Oh, you're not alone - it was the consistently great reviews that made me buy the damn thing in the first place but I have to say I'm HATING it with a huge, tempestuous passion. ::shrug:: Hey ho. Think of the fun I'll have harshing squee on all the bookgroups with my unmitigated loathing. *g*

(Didn't you find the black (dear God, why did she make them all black?) servants horrifically stereotypical? They reminded me of the guy on the Dick Van Dyke show. ::shudders::

I'm glad you love where you live. Everyone should, I feel, therwise - why live there? Why not move? *g* I've never been there myself, but I can highly rec rural Lancashire too - and, indeed, my home-county of Yorkshire. We don't make wine (too wet) but we brew some mighty beers and make some pretty good cheese too. You'd best go ask fellow Lancastrian
[livejournal.com profile] fluterbev about the black puddings ::is vegetarian::

(o:
ext_8725: (autumn)
posted by [identity profile] juleself.livejournal.com at 06:46pm on 22/09/2008
(though at the moment I want to fling the thing through a window)

Wouldn't that warrant another trip to B&Q? *g*
 
posted by [identity profile] gillyp.livejournal.com at 06:53pm on 22/09/2008
Naw, it's very expensive double glazing, hence my reluctance.

*g*
 
posted by [identity profile] sallymn.livejournal.com at 09:15pm on 22/09/2008
A hell of a lot of simple tripe gets published, because a hell of a lot of people would rather read simple tripe (says she who is rereading up on language in popular fiction at the minute and therefore even more skeptical than normal).

I've said it before, if literary quality really mattered we'd all be writing Brideshead Revisited fanfic...
 
posted by [identity profile] gillyp.livejournal.com at 09:48pm on 22/09/2008
Ah, the slash just writes itself. heh heh heh. The thing about fanfic though, is it's supposed to improve on the original - isn't it? Or have I got that wrong?

TBH, magnificent tho BRv be, I've never been able to engage enough with the characters to have any kind of fantasy-life with them.

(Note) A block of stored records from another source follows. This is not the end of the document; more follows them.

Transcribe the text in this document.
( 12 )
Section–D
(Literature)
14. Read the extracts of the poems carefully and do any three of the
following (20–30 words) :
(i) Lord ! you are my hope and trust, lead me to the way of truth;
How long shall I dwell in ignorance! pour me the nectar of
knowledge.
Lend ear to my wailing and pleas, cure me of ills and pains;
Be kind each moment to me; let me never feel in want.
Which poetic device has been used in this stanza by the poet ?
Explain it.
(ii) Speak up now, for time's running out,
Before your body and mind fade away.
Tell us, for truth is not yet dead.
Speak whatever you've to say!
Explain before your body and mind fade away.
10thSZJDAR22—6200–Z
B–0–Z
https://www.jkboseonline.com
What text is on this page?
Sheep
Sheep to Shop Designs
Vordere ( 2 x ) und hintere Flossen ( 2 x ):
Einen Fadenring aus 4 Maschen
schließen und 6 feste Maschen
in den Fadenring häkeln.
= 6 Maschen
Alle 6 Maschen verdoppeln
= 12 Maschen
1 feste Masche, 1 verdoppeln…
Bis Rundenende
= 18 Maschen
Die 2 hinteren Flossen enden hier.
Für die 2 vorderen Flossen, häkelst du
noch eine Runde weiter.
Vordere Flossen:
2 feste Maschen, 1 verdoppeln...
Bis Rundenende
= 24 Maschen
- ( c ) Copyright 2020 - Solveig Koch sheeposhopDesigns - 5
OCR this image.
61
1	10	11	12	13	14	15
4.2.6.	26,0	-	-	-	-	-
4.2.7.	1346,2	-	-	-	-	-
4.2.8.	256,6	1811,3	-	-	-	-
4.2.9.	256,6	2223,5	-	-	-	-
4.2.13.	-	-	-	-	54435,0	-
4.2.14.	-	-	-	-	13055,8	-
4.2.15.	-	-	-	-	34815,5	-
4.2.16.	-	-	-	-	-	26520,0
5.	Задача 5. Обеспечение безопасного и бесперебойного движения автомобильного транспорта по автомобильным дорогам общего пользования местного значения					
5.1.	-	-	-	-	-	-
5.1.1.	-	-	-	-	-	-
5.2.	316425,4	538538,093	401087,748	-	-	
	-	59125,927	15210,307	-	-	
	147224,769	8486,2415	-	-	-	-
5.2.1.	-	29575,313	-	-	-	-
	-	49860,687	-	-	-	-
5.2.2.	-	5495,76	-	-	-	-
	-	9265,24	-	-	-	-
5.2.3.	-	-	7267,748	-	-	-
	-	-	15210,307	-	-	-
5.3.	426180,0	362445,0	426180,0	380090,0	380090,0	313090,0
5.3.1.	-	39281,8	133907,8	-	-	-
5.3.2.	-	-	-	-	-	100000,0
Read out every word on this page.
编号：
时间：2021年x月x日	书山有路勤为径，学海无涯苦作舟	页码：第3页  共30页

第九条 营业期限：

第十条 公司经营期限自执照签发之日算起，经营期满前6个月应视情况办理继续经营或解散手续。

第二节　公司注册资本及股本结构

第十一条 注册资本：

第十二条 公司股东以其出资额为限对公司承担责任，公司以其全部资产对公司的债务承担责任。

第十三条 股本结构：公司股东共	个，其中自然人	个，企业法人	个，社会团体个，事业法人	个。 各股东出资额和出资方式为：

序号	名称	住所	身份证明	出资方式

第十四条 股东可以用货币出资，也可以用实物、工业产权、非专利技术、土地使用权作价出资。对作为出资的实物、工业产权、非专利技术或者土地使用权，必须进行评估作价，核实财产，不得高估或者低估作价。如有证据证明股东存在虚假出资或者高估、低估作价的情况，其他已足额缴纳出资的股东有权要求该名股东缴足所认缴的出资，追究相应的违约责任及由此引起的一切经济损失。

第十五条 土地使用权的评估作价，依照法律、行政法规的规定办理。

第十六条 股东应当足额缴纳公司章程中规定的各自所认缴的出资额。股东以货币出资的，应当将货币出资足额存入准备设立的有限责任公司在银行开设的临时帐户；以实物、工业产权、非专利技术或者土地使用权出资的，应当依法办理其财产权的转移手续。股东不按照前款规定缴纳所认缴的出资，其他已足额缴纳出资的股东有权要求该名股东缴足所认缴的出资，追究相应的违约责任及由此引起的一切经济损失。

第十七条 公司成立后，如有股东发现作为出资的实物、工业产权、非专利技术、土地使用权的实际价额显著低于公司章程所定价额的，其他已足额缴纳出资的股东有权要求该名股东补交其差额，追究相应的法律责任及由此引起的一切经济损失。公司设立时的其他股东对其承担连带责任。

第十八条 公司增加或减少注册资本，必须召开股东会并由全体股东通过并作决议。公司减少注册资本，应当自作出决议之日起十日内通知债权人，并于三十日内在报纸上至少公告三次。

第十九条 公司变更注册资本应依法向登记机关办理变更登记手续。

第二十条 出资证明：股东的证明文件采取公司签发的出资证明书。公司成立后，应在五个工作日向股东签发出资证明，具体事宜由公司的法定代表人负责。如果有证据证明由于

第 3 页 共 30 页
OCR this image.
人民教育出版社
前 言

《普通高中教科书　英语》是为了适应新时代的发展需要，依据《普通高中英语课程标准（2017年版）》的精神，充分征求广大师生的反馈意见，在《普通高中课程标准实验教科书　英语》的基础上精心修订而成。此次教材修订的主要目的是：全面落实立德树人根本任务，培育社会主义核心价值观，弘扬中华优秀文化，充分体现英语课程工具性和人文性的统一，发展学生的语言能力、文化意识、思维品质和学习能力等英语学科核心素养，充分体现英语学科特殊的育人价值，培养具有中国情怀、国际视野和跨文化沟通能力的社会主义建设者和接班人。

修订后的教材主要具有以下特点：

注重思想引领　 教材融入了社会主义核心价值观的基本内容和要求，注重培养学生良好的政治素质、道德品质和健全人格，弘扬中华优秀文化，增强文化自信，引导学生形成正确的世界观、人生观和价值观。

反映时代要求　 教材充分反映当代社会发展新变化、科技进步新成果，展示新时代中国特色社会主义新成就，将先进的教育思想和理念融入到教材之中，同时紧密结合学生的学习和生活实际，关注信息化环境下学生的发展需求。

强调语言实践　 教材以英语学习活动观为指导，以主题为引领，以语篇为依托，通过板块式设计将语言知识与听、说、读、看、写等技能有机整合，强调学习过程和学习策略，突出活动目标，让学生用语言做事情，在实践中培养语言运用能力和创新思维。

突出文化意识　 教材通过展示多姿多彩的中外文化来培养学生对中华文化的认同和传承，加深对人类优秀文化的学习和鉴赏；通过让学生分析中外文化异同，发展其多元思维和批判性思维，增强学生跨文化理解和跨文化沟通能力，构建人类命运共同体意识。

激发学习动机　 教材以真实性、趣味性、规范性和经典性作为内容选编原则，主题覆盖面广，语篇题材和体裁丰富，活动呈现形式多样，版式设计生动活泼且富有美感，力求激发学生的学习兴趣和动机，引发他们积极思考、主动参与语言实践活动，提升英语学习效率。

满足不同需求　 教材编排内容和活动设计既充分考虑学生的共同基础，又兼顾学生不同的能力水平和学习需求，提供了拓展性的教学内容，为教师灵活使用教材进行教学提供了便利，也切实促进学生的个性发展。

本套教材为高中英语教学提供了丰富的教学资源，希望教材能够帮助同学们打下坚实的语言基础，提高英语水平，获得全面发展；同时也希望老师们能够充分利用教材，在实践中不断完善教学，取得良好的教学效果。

I wouldn't call TTTW simple tripe - quite complex tripe with a strong element of Mary Sue would be my diagnosis. *g* Hideously written, too, imo (but what do I know? I can't even get my stuff into print let alone get glowing reviews and a film made out of me scribblings so I'm hardly one to crit someone who can. *g*)
 
posted by [identity profile] madmogs.livejournal.com at 10:13pm on 22/09/2008
I didn't care for TTTW either, for pretty much the same reasons you give. That said, I had a hardback edition with the standard photo+biog on the back cover, and got no end of amusement that the heroine (or whatever you call her) was described as being a thinner, prettier version of the author.
 
*g* I can't say I'm in the least surprised; the character has 'Mary Sue' painted all over her in Fire Engine red. (o:

Is enjoying this snippet if info way more than should. Is very bad person::
 
She does rather, doesn't she?

I think once the author gets beyond the age of sixteen then Sue-mockery really is fair game. Plus, in published fiction, Sue-mockery is *always* fair game.